SUFFICIENCY IS A GROOVY BLUE BAG
I’m heading to Europe soon (September 2007), and I’m taking what my girlfriend, Lynda Graham (who owns and runs Sutton's Gîte Vert Le Mont B&B) calls my “groovy blue bag.” It’s a travel pack I bought last November before our trip to Argentina. I used it again in April when we went to Mexico. It’s a simple affair, largely two compartments, but with straps that stow away so that the protrusions and pinchy bits of airport conveyors can’t find them. I can wear it as a backpack or carry it like I would a suitcase. It’s comes apart into two packs, a 20-litre zip-on day-pack (doubling as a carry-on bag), and a 49-litre main pack. That’s 69 litres, a medium sized pack. I bought it in the belief that it should be enough space for the frugal traveler, and so far it has been sufficient to carry my stuff for three-week trips. But now I’m going away for a while. In fact, I bought a one-way ticket, so I can’t even say how long I’ll be away. But I still intend to live out of my “groovy blue bag.” I think it is sufficient.
So what is sufficiency anyway? Is it “just enough” to get by, or does it mean “comfortably adequate”? It’s “just enough,” you say. Everyone knows that. And surely, when I’m packing it, my “groovy blue bag” does seem limiting. It’s too damn small, and I have to make choices. I might have to do without something.
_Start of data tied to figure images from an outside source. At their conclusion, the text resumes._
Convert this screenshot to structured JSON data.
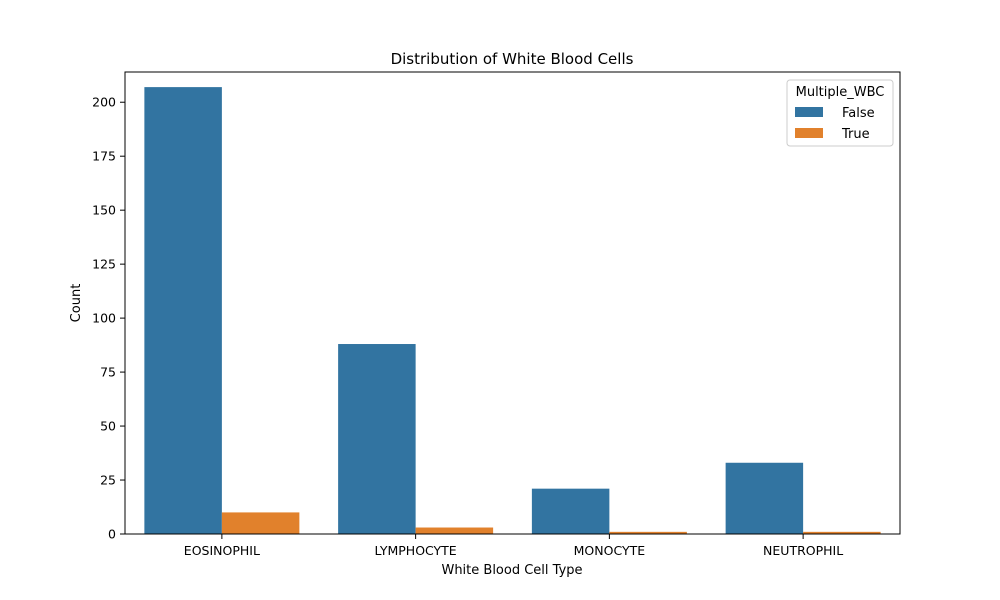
{
  "chart_data": {
    "type": "bar",
    "title": "Distribution of White Blood Cells",
    "xlabel": "White Blood Cell Type",
    "ylabel": "Count",
    "categories": [
      "EOSINOPHIL",
      "LYMPHOCYTE",
      "MONOCYTE",
      "NEUTROPHIL"
    ],
    "series": [
      {
        "name": "False",
        "values": [
          207,
          88,
          21,
          33
        ],
        "color": "#3274a1"
      },
      {
        "name": "True",
        "values": [
          10,
          3,
          1,
          1
        ],
        "color": "#e1812c"
      }
    ],
    "ylim": [
      0,
      214
    ],
    "yticks": [
      0,
      25,
      50,
      75,
      100,
      125,
      150,
      175,
      200
    ],
    "grid": false,
    "legend": {
      "title": "Multiple_WBC",
      "placement": "top-right"
    }
  }
}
I might even have to buy something new, one thing that does the job of two. When it finally all fits, it does seem sufficient in the “just enough” sense. How could it be otherwise?
Here’s how. My experience has been two fold. First, through repeated packings, I learn to fit it all in better and better. I become a more effective packer, and so each day the same stuff takes less space, cinches down further, and the pack doesn’t look full anymore. Then there is the book I finish and leave at a hostel, or the cold snap that has me wearing more of my clothes at once. Both actions offer up a little more space. Suddenly my “groovy blue bag” seems comfortably adequate, plenty of space.
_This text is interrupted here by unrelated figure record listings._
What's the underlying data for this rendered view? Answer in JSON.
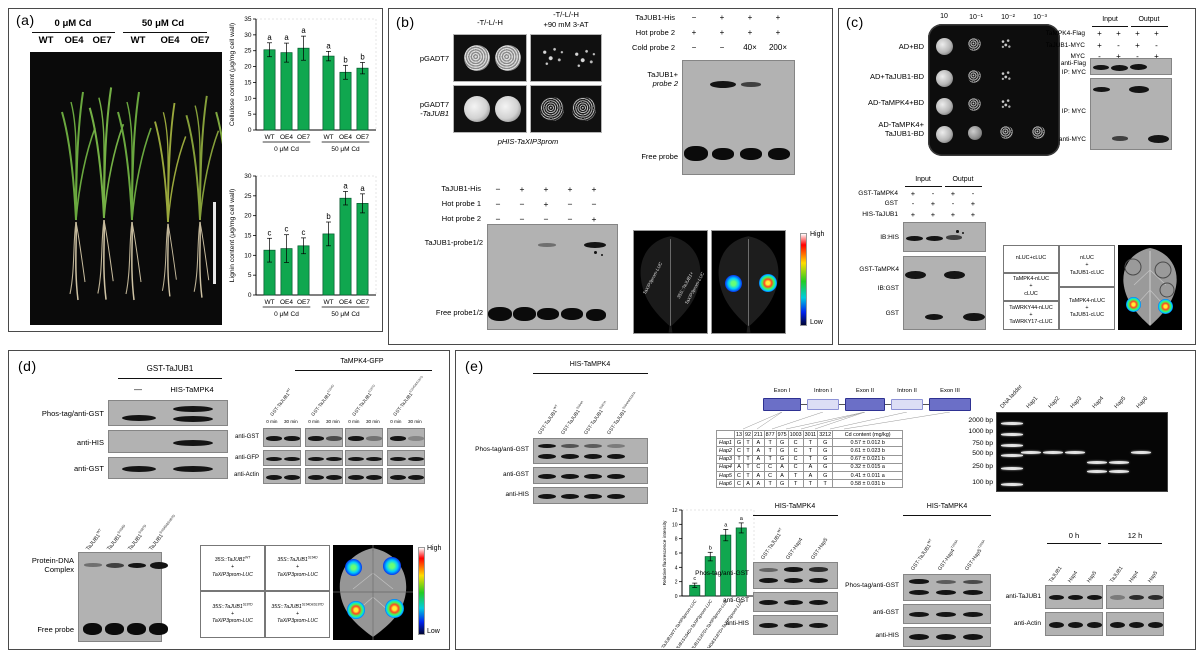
{
  "panel_a": {
    "label": "(a)",
    "treatments": [
      "0 μM Cd",
      "50 μM Cd"
    ],
    "genotypes": [
      "WT",
      "OE4",
      "OE7",
      "WT",
      "OE4",
      "OE7"
    ]
  },
  "panel_b": {
    "label": "(b)",
    "y1h": {
      "col1": "-T/-L/-H",
      "col2a": "-T/-L/-H",
      "col2b": "+90 mM 3-AT",
      "row1": "pGADT7",
      "row2a": "pGADT7",
      "row2b": "-TaJUB1",
      "bottom": "pHIS-TaXIP3prom"
    },
    "emsa1": {
      "rows": [
        {
          "label": "TaJUB1-His",
          "values": [
            "−",
            "+",
            "+",
            "+"
          ]
        },
        {
          "label": "Hot probe 2",
          "values": [
            "+",
            "+",
            "+",
            "+"
          ]
        },
        {
          "label": "Cold probe 2",
          "values": [
            "−",
            "−",
            "40×",
            "200×"
          ]
        }
      ],
      "shift1": "TaJUB1+",
      "shift2": "probe 2",
      "free": "Free probe"
    },
    "emsa2": {
      "rows": [
        {
          "label": "TaJUB1-His",
          "values": [
            "−",
            "+",
            "+",
            "+",
            "+"
          ]
        },
        {
          "label": "Hot probe 1",
          "values": [
            "−",
            "−",
            "+",
            "−",
            "−"
          ]
        },
        {
          "label": "Hot probe 2",
          "values": [
            "−",
            "−",
            "−",
            "−",
            "+"
          ]
        }
      ],
      "shift": "TaJUB1-probe1/2",
      "free": "Free probe1/2"
    },
    "luc": {
      "leaf1_label1": "TaXIP3prom-LUC",
      "leaf1_label2": "35S::TaJUB1+",
      "leaf1_label3": "TaXIP3prom-LUC",
      "high": "High",
      "low": "Low"
    }
  },
  "panel_c": {
    "label": "(c)",
    "y2h": {
      "dilutions": [
        "10",
        "10⁻¹",
        "10⁻²",
        "10⁻³"
      ],
      "rows": [
        [
          "AD+BD"
        ],
        [
          "AD+TaJUB1-BD"
        ],
        [
          "AD-TaMPK4+BD"
        ],
        [
          "AD-TaMPK4+",
          "TaJUB1-BD"
        ]
      ],
      "spots": [
        [
          1,
          0.3,
          0.12,
          0
        ],
        [
          1,
          0.3,
          0.1,
          0
        ],
        [
          1,
          0.28,
          0.1,
          0
        ],
        [
          1,
          0.8,
          0.4,
          0.25
        ]
      ]
    },
    "coip": {
      "input": "Input",
      "output": "Output",
      "rows": [
        {
          "label": "TaMPK4-Flag",
          "values": [
            "+",
            "+",
            "+",
            "+"
          ]
        },
        {
          "label": "TaJUB1-MYC",
          "values": [
            "+",
            "-",
            "+",
            "-"
          ]
        },
        {
          "label": "MYC",
          "values": [
            "-",
            "+",
            "-",
            "+"
          ]
        }
      ],
      "blot_labels": [
        "anti-Flag",
        "IP: MYC",
        "IP: MYC",
        "anti-MYC"
      ]
    },
    "pulldown": {
      "input": "Input",
      "output": "Output",
      "rows": [
        {
          "label": "GST-TaMPK4",
          "values": [
            "+",
            "-",
            "+",
            "-"
          ]
        },
        {
          "label": "GST",
          "values": [
            "-",
            "+",
            "-",
            "+"
          ]
        },
        {
          "label": "HIS-TaJUB1",
          "values": [
            "+",
            "+",
            "+",
            "+"
          ]
        }
      ],
      "blot_labels": [
        "IB:HIS",
        "GST-TaMPK4",
        "IB:GST",
        "GST"
      ]
    },
    "split_luc": {
      "cells": [
        [
          "nLUC+cLUC"
        ],
        [
          "TaMPK4-nLUC",
          "+",
          "cLUC"
        ],
        [
          "TaWRKY44-nLUC",
          "+",
          "TaWRKY17-cLUC"
        ],
        [
          "nLUC",
          "+",
          "TaJUB1-cLUC"
        ],
        [
          "TaMPK4-nLUC",
          "+",
          "TaJUB1-cLUC"
        ]
      ]
    }
  },
  "panel_d": {
    "label": "(d)",
    "assay1": {
      "header": "GST-TaJUB1",
      "lane1": "—",
      "lane2": "HIS-TaMPK4",
      "rows": [
        "Phos-tag/anti-GST",
        "anti-HIS",
        "anti-GST"
      ]
    },
    "kinetics": {
      "header": "TaMPK4-GFP",
      "lanes": [
        "GST-TaJUB1^{WT}",
        "GST-TaJUB1^{S164D}",
        "GST-TaJUB1^{S187D}",
        "GST-TaJUB1^{S164D&S187D}"
      ],
      "t0": "0 min",
      "t30": "30 min",
      "rows": [
        "anti-GST",
        "anti-GFP",
        "anti-Actin"
      ]
    },
    "emsa": {
      "lanes": [
        "TaJUB1^{WT}",
        "TaJUB1^{S164D}",
        "TaJUB1^{S187D}",
        "TaJUB1^{S164D&S187D}"
      ],
      "complex1": "Protein-DNA",
      "complex2": "Complex",
      "free": "Free probe"
    },
    "luc": {
      "cells": [
        [
          "35S::TaJUB1^{WT}",
          "+",
          "TaXIP3prom-LUC"
        ],
        [
          "35S::TaJUB1^{S164D}",
          "+",
          "TaXIP3prom-LUC"
        ],
        [
          "35S::TaJUB1^{S187D}",
          "+",
          "TaXIP3prom-LUC"
        ],
        [
          "35S::TaJUB1^{S164D&S187D}",
          "+",
          "TaXIP3prom-LUC"
        ]
      ],
      "high": "High",
      "low": "Low"
    }
  },
  "panel_e": {
    "label": "(e)",
    "assay1": {
      "header": "HIS-TaMPK4",
      "lanes": [
        "GST-TaJUB1^{WT}",
        "GST-TaJUB1^{S164A}",
        "GST-TaJUB1^{S187A}",
        "GST-TaJUB1^{S164A&S187A}"
      ],
      "rows": [
        "Phos-tag/anti-GST",
        "anti-GST",
        "anti-HIS"
      ]
    },
    "gene": {
      "exon1": "Exon I",
      "intron1": "Intron I",
      "exon2": "Exon II",
      "intron2": "Intron II",
      "exon3": "Exon III"
    },
    "haplotypes": {
      "header": [
        "",
        "13",
        "92",
        "211",
        "877",
        "975",
        "1003",
        "3011",
        "3212",
        "Cd content (mg/kg)"
      ],
      "rows": [
        {
          "name": "Hap1",
          "alleles": [
            "G",
            "T",
            "A",
            "T",
            "G",
            "C",
            "T",
            "G"
          ],
          "cd": "0.57 ± 0.012 b"
        },
        {
          "name": "Hap2",
          "alleles": [
            "C",
            "T",
            "A",
            "T",
            "G",
            "C",
            "T",
            "G"
          ],
          "cd": "0.61 ± 0.023 b"
        },
        {
          "name": "Hap3",
          "alleles": [
            "T",
            "T",
            "A",
            "T",
            "G",
            "C",
            "T",
            "G"
          ],
          "cd": "0.67 ± 0.021 b"
        },
        {
          "name": "Hap4",
          "alleles": [
            "A",
            "T",
            "C",
            "C",
            "A",
            "C",
            "A",
            "G"
          ],
          "cd": "0.32 ± 0.015 a"
        },
        {
          "name": "Hap5",
          "alleles": [
            "C",
            "T",
            "A",
            "C",
            "A",
            "T",
            "A",
            "G"
          ],
          "cd": "0.41 ± 0.011 a"
        },
        {
          "name": "Hap6",
          "alleles": [
            "C",
            "A",
            "A",
            "T",
            "G",
            "T",
            "T",
            "T"
          ],
          "cd": "0.58 ± 0.031 b"
        }
      ]
    },
    "gel": {
      "lanes": [
        "DNA ladder",
        "Hap1",
        "Hap2",
        "Hap3",
        "Hap4",
        "Hap5",
        "Hap6"
      ],
      "sizes": [
        "2000 bp",
        "1000 bp",
        "750 bp",
        "500 bp",
        "250 bp",
        "100 bp"
      ]
    },
    "assay2": {
      "header": "HIS-TaMPK4",
      "lanes": [
        "GST-TaJUB1^{WT}",
        "GST-Hap4",
        "GST-Hap5"
      ],
      "rows": [
        "Phos-tag/anti-GST",
        "anti-GST",
        "anti-HIS"
      ]
    },
    "assay3": {
      "header": "HIS-TaMPK4",
      "lanes": [
        "GST-TaJUB1^{WT}",
        "GST-Hap4^{T293A}",
        "GST-Hap5^{T293A}"
      ],
      "rows": [
        "Phos-tag/anti-GST",
        "anti-GST",
        "anti-HIS"
      ]
    },
    "timecourse": {
      "t0": "0 h",
      "t12": "12 h",
      "lanes": [
        "TaJUB1",
        "Hap4",
        "Hap5"
      ],
      "rows": [
        "anti-TaJUB1",
        "anti-Actin"
      ]
    }
  },
  "chart_data": [
    {
      "type": "bar",
      "ylabel": "Cellulose content (μg/mg cell wall)",
      "ylim": [
        0,
        35
      ],
      "ystep": 5,
      "categories": [
        "WT",
        "OE4",
        "OE7",
        "WT",
        "OE4",
        "OE7"
      ],
      "values": [
        25.3,
        24.4,
        25.8,
        23.3,
        18.2,
        19.5
      ],
      "errors": [
        2.2,
        3.0,
        3.8,
        1.5,
        2.2,
        1.8
      ],
      "letters": [
        "a",
        "a",
        "a",
        "a",
        "b",
        "b"
      ],
      "groups": [
        {
          "label": "0 μM Cd",
          "from": 0,
          "to": 2
        },
        {
          "label": "50 μM Cd",
          "from": 3,
          "to": 5
        }
      ],
      "bar_color": "#10a74f"
    },
    {
      "type": "bar",
      "ylabel": "Lignin content (μg/mg cell wall)",
      "ylim": [
        0,
        30
      ],
      "ystep": 5,
      "categories": [
        "WT",
        "OE4",
        "OE7",
        "WT",
        "OE4",
        "OE7"
      ],
      "values": [
        11.3,
        11.7,
        12.4,
        15.4,
        24.4,
        23.1
      ],
      "errors": [
        3.0,
        3.5,
        2.0,
        3.0,
        1.7,
        2.4
      ],
      "letters": [
        "c",
        "c",
        "c",
        "b",
        "a",
        "a"
      ],
      "groups": [
        {
          "label": "0 μM Cd",
          "from": 0,
          "to": 2
        },
        {
          "label": "50 μM Cd",
          "from": 3,
          "to": 5
        }
      ],
      "bar_color": "#10a74f"
    },
    {
      "type": "bar",
      "ylabel": "Relative fluorescence intensity",
      "ylim": [
        0,
        12
      ],
      "ystep": 2,
      "categories": [
        "35S::TaJUB1WT+TaXIP3prom-LUC",
        "35S::TaJUB1S164D+TaXIP3prom-LUC",
        "35S::TaJUB1S187D+TaXIP3prom-LUC",
        "35S::TaJUB1S164D&S187D+TaXIP3prom-LUC"
      ],
      "values": [
        1.5,
        5.5,
        8.5,
        9.5
      ],
      "errors": [
        0.3,
        0.6,
        0.8,
        0.7
      ],
      "letters": [
        "c",
        "b",
        "a",
        "a"
      ],
      "rotated": true,
      "bar_color": "#10a74f"
    }
  ]
}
Secondly, there is always stuff you take along that you don’t wear, stuff you could have easily left at home. Not the rain gear, of course, because you actually hope that you brought that along for nothing. No, I mean the shirt that only goes with one of your pairs of pants, or that makes you look too much like the foreigner that you are but hoped not to seem. You’re aware that if only you hadn’t brought this or that you could snug it all down even closer to your back. Suddenly you feel over-packed, well beyond “just enough” sufficiency.
The upshot of all this is that less is actually more. Each time you pick it up or put it on, your pack remarks on your choices, and how closely to “just enough” sufficiency you came. The lighter the pack, the more flexibility you have, and the more fun traveling is. The more easily you can keep track of your stuff, the more your stuff won’t run the trip.
I will probably never get to all the places to which Lynda has been, but I may just get to a few she hasn’t. And all the while I will endeavor to pack in a way to maximize flexibility, and thus fun. I suspect there’s a metaphor for life buried in there somewhere, but I’d have to unpack it to find it. See you in December!